これほどの速度での加速は、地球から四五万キロの彼方――〈禍つ光〉へと突撃したとき以来であった。いや、距離にして軽く四八光分――光の速さでも四八分間はかかる天文学的距離を移動してきたわけだから、あのとき以上の超高速移動と言っていい。
正直なところツルギ自身、ここまで速く移動できるとは思っていなかった。三〇〇トン以上の質量の塊であるツルギが、これほどまでの加速を行うためにかかるエネルギー量は考えるのも馬鹿馬鹿しいほどである。
おそらく真っ当ではない理屈で、真っ当ではない経路から自分が力を得ているという実感があった。だが、それでも構わない。
エンダーを助け出せるならそれでいい。彼女から渡されたペンダントは今も、ツルギに進むべき道を指し示してくれている。彼の視界に映っているのは、あまりにも巨大で圧倒されるガス状惑星だった。
遠い昔、何かのニュースで見たことがある。これはたぶん木星だ。星間物質の密度が極めて薄いため、ツルギと目標は障害物がなければ遠方からでも互いの姿を目視できる。
すなわち〈ケルベノク〉の視界に宇宙艦隊――中央の一隻を守るようにして無数の船が防御網を敷いているようだ――が映ったときには、向こう側からも観測されていることを意味した。
最初に感じたのは自身の外殻が熱されているという感覚だった。照射型のレーザー兵器だった。文字通り光速で飛んでくるレーザー光線を避ける術はない。
だが、超遠距離で焦点を合わせ続けるのも容易なことではあるまい。
〈ケルベノク〉が身をよじるように回避運動を取った瞬間、こちらに向けて飛んでくる飛翔体を複数感知。膨大な運動エネルギーを帯びたそれは、白く爆ぜるプラズマの光を伴っていた。

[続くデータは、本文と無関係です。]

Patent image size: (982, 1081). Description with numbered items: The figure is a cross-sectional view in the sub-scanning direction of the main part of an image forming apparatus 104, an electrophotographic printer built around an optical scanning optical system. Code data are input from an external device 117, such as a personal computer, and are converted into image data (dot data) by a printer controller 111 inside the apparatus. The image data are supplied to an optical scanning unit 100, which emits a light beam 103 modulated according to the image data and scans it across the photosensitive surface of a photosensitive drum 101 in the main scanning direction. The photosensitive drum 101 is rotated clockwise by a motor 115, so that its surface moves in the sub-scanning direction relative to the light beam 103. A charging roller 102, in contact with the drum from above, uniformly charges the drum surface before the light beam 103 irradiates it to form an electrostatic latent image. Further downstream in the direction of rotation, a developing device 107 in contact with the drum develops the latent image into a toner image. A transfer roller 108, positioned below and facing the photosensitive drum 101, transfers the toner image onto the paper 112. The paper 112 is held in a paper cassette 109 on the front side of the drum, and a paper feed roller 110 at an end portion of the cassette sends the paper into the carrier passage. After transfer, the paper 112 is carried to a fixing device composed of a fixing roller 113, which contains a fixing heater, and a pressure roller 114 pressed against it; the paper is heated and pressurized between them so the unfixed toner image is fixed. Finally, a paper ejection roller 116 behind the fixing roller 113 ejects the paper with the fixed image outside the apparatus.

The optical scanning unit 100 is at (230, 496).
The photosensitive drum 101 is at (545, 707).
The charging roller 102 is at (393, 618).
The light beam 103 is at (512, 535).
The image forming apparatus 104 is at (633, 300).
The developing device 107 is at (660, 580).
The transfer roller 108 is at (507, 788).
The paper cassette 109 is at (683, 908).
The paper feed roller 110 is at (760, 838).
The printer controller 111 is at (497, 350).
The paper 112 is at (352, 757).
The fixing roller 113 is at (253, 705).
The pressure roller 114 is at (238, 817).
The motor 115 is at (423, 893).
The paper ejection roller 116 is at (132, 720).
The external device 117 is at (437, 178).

互いの相対速度と距離の関係上、まだ直撃するような事態にはなっていないが、そのプラズマの光を東雲ツルギは知っていた。
『リリィか!』
目を凝らす。射点を割り出す。恐るべき〈光の槍〉――プラズマ・ジャベリンの担い手。
赤の巨神がこちらに向かってきていた。まるで一振りの剣を引き延ばして人型に形作ったかのような優美な巨神――黄金のエネルギーラインを輝かせ、〈アトラトール〉が直進してくる。

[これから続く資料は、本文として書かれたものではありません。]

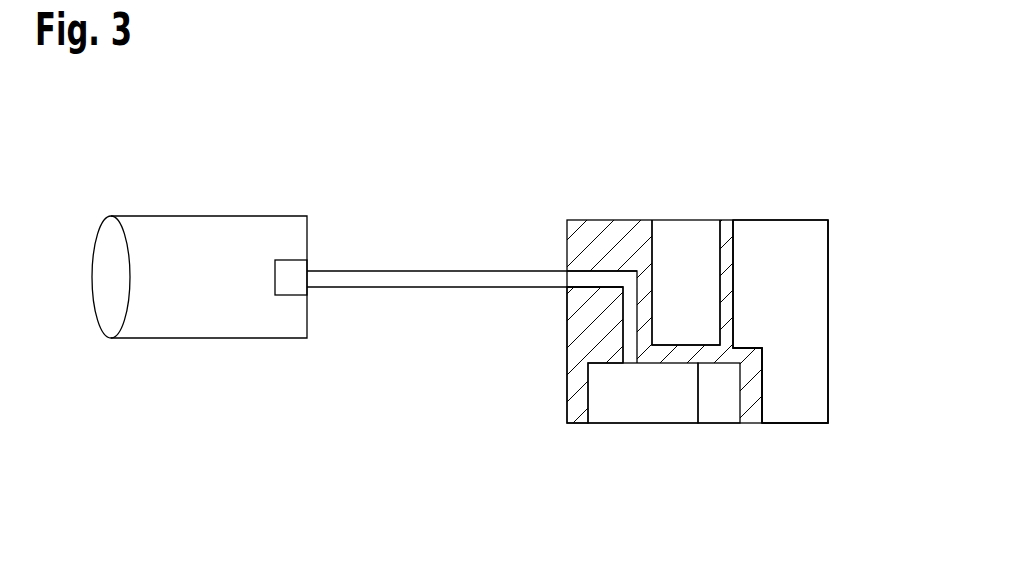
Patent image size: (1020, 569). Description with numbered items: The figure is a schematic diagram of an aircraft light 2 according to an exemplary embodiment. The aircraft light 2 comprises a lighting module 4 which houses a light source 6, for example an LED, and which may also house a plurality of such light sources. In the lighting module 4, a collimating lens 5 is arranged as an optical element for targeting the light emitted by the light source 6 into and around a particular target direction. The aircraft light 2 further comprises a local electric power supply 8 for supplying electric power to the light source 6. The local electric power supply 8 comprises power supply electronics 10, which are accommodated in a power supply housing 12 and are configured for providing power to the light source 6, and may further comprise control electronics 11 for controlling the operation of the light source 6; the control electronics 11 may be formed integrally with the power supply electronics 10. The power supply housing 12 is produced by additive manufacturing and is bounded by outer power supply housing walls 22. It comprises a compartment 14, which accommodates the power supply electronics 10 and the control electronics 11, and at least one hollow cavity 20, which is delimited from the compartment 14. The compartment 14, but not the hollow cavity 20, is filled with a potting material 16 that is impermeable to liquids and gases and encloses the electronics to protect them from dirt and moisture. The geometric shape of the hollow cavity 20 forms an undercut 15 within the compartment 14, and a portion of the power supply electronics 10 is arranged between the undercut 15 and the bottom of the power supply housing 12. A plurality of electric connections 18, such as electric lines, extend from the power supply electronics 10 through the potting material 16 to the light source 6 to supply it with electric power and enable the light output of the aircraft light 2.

The aircraft light 2 is at (642, 268).
The lighting module 4 is at (170, 330).
The collimating lens 5 is at (107, 277).
The light source 6 is at (290, 281).
The local electric power supply 8 is at (642, 286).
The power supply electronics 10 is at (644, 403).
The control electronics 11 is at (725, 403).
The power supply housing 12 is at (847, 266).
The compartment 14 is at (606, 220).
The undercut 15 is at (752, 340).
The potting material 16 is at (588, 326).
The electric connections 18 is at (425, 262).
The hollow cavity 20 is at (689, 251).
The outer power supply housing walls 22 is at (567, 248).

すでに敵艦隊との距離が縮まっていた〈ケルベノク〉は、必然的に減速をかけるしかなかった。今回の彼の目的は片道切符の特攻作戦ではなく、あくまでエンダー・カレルレヤの救出が目的なのである。
そしてそれは、リリィの巨神〈アトラトール〉に肉薄されることを意味していた。互いの輪郭まではっきり見えるような目視距離だった。その両手から次々とプラズマ・ジャベリンを投射してくる赤の巨神は、その優美な手足をしならせながら〈ケルベノク〉の背後を取ろうとしてくる。
強烈な電磁力制御の兆候――その軌道がねじ曲がって、誘導弾のごとくこちらを追尾して飛来する無数のプラズマ塊――ガントレット・ジェネレーターから展開したブレード〈炎の剣〉で、それらすべてを切り捨てていく。

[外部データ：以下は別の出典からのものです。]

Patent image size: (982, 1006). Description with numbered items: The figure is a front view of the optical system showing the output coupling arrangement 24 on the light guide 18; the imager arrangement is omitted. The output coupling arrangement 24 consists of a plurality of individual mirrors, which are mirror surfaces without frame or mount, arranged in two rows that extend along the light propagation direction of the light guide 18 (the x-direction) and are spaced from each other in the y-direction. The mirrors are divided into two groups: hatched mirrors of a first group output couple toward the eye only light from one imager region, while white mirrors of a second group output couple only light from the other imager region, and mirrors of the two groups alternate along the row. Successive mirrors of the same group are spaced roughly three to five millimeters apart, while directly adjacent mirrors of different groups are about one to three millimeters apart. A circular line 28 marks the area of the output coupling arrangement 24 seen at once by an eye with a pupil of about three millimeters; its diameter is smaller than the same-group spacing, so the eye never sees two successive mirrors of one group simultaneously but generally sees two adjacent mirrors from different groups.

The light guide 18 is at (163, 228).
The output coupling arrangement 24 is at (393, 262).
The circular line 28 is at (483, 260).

何故、彼女が敵対してくるのか東雲ツルギは知らない。だが状況から判断して地球帝国の意向が背後にあり、その尖兵である彼女が逆らえないのは察していた。
その姿に過去の自分を重ねて、ツルギは叫んだ。
『もうやめろリリィ! 僕と君がやり合う理由はない!』
電波による呼びかけには、同じく電波で言葉が返ってくる。
『あたしには理由があります! エンダーさんの犠牲があれば……情報局の兵器が、分離主義のテロを止めてくれます!』
『兵器による平和!? 世迷い言に惑わされるな! そんなものはただの圧政だ!』
『戦争やテロがない世界を願って、何が悪いんです!?』
ツルギはリリィの事情を知らない。あのバカみたいに明るいヒーローオタクの少女が、本当はどんな願いを抱えているのか、知りもしないし知る暇もない。けれど一つだけ知っていることがあった。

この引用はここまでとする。